A promising line of research is the discovery of new approaches such as cyclocondensations, three-component carbonylative cyclization, Pd-catalyzed domino synthesis or direct C–H arylation, metal-free base-promoted intramolecular C–N coupling reaction. Some green methods were applied, for example, deep eutectic solvent, mechanochemical activation, graphene oxide as mild heterogeneous carbocatalyst, acid functionalized nanoporous silica (SBA-Pr-SO₃H) as a reusable catalyst.
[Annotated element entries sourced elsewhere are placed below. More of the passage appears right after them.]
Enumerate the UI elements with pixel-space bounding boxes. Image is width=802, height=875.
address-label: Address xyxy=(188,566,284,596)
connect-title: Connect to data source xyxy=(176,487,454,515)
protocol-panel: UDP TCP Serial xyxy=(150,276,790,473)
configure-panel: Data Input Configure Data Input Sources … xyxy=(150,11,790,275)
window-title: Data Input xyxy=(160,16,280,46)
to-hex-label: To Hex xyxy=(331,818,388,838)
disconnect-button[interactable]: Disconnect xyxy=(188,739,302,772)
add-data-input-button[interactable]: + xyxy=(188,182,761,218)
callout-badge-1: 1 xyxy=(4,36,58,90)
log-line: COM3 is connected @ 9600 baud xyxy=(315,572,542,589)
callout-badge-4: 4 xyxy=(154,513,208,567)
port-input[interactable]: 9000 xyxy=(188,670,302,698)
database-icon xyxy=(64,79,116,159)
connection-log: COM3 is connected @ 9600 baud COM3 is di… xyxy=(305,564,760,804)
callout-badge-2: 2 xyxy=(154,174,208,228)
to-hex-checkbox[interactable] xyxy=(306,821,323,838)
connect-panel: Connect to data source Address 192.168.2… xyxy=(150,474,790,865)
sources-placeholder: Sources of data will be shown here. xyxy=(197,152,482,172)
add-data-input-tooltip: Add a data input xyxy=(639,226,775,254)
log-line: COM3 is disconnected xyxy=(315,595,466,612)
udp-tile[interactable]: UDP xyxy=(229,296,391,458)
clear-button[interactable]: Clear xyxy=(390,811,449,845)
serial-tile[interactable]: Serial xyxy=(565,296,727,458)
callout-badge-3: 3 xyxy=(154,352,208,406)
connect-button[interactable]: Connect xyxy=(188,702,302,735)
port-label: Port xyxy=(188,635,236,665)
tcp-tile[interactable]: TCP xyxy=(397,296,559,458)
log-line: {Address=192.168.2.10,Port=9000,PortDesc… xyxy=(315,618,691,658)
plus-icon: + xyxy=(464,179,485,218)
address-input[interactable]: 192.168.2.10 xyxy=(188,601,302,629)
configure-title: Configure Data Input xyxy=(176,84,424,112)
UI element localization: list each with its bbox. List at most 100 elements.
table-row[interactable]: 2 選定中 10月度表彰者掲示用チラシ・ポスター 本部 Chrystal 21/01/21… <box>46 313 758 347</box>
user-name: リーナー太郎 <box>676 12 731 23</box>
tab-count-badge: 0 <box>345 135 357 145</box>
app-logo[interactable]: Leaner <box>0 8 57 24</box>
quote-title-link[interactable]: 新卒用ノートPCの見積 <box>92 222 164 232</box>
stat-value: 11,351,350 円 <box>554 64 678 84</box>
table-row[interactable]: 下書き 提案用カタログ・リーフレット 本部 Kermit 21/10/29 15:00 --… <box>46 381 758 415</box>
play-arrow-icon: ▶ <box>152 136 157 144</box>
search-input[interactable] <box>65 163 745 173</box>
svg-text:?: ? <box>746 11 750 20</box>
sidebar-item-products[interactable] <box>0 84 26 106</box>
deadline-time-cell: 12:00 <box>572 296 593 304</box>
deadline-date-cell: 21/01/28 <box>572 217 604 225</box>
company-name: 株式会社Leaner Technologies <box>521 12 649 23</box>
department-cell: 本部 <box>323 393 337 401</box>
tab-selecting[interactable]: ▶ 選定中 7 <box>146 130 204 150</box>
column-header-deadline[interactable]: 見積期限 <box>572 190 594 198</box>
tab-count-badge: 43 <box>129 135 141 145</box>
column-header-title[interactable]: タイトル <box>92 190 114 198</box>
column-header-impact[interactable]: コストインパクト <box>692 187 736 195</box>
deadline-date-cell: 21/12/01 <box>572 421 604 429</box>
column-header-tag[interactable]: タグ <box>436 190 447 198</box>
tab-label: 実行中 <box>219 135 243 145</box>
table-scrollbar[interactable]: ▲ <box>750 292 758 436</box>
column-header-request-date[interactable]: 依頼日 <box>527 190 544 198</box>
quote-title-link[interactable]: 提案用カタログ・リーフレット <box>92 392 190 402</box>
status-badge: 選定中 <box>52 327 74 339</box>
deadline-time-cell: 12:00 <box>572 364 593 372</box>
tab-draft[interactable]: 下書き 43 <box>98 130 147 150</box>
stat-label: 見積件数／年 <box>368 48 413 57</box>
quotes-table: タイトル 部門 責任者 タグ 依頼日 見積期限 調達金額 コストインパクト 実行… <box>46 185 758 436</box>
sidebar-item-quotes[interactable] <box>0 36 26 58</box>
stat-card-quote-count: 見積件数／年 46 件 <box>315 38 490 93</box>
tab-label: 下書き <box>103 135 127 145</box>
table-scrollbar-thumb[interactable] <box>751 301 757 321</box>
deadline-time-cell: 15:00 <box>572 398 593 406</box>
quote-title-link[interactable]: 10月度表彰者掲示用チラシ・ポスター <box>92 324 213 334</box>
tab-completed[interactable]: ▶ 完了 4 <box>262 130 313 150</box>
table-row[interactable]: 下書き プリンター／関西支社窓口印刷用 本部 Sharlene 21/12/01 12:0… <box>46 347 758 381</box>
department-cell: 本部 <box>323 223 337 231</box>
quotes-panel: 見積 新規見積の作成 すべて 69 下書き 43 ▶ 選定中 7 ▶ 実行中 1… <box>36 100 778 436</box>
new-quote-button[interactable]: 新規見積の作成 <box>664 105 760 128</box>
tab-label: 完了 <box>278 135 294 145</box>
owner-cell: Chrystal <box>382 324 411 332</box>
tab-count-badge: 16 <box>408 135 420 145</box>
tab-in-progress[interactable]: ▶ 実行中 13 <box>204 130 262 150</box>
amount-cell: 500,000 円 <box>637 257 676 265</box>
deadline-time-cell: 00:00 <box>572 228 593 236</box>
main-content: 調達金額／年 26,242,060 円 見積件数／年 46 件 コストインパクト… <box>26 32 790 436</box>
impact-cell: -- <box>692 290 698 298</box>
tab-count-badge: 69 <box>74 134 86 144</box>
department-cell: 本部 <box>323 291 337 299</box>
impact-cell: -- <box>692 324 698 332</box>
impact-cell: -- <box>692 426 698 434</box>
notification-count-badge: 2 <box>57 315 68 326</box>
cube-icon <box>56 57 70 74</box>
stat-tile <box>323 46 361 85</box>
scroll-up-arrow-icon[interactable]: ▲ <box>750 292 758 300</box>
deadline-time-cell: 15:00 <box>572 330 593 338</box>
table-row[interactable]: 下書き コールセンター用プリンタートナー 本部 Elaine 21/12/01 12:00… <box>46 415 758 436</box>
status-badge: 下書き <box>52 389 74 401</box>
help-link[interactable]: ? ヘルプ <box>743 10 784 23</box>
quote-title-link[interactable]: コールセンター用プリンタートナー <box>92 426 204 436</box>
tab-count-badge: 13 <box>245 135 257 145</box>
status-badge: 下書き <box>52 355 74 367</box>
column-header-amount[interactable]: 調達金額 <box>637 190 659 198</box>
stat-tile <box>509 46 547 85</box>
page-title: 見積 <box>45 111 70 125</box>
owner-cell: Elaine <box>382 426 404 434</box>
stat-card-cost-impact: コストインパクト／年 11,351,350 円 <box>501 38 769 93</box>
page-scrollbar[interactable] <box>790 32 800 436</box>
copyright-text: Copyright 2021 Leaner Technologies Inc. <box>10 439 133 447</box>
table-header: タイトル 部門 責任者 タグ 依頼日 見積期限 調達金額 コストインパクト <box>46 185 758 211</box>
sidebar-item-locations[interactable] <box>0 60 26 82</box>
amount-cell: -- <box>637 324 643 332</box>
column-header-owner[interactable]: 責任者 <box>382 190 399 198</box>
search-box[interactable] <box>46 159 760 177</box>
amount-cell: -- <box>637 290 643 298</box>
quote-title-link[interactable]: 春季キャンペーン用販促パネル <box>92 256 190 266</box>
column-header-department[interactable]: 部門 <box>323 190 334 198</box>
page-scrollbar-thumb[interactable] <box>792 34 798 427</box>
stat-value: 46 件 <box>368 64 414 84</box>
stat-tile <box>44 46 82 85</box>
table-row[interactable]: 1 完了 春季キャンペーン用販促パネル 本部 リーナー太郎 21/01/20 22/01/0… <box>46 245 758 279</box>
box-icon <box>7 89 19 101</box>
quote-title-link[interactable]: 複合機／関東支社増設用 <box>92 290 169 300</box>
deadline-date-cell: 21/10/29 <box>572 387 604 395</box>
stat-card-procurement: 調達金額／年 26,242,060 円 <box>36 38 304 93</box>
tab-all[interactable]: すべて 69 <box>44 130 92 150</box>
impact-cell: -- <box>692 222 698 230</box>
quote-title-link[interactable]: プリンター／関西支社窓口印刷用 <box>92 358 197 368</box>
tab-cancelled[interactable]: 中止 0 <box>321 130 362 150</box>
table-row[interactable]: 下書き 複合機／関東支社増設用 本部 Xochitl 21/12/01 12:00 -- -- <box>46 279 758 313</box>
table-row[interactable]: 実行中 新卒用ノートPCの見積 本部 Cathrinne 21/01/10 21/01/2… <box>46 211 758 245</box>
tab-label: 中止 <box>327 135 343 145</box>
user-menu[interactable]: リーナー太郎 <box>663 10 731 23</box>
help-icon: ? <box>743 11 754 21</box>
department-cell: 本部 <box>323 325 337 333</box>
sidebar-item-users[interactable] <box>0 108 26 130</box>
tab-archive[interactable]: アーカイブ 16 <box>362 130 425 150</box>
Noteworthy, many [a]-annelated quinazoline derivatives have specific activities in addition to antitumor activity, for example, antibacterial, hypotensive, antidepressant. Pyrazolo[1,5-a]quinazolines exhibit anxiolytic, antihyperalgesic and anti-inflammatory activity, whereas pyrido[2′,3′:3,4]pyrazolo[1,5-a]quinazoline demonstrate anticancer, antibacterial, and antifungal activity. Isoindolo[a]- and imidazo[a]-annelated quinazolines show cytotoxic effect, while benzimidazo[1,2-a]quinazoline derivatives have been reported as anticancer, antimicrobial, and antitubercular agents. Different [1,2,4]-triazolo[4,3-a]quinazolines have proved to exhibit anticancer, antimicrobial, antitubercular, antidepressant, anticonvulsant, antihistaminic, sedative-hypnotic, and vascular-disrupting activities. Some [1,2,4]triazolo[1,5-a]quinazoline derivatives demonstrated themselves as antimicrobial, antifungal, hypotensive agents or potent α-glucosidase inhibitors.

We can conclude that quinazolines [4,3-a]-annelated by 1,2,4-triazole cycle exhibit more diverse types of biological activity than other quinazolines [a]-annelated by azoles.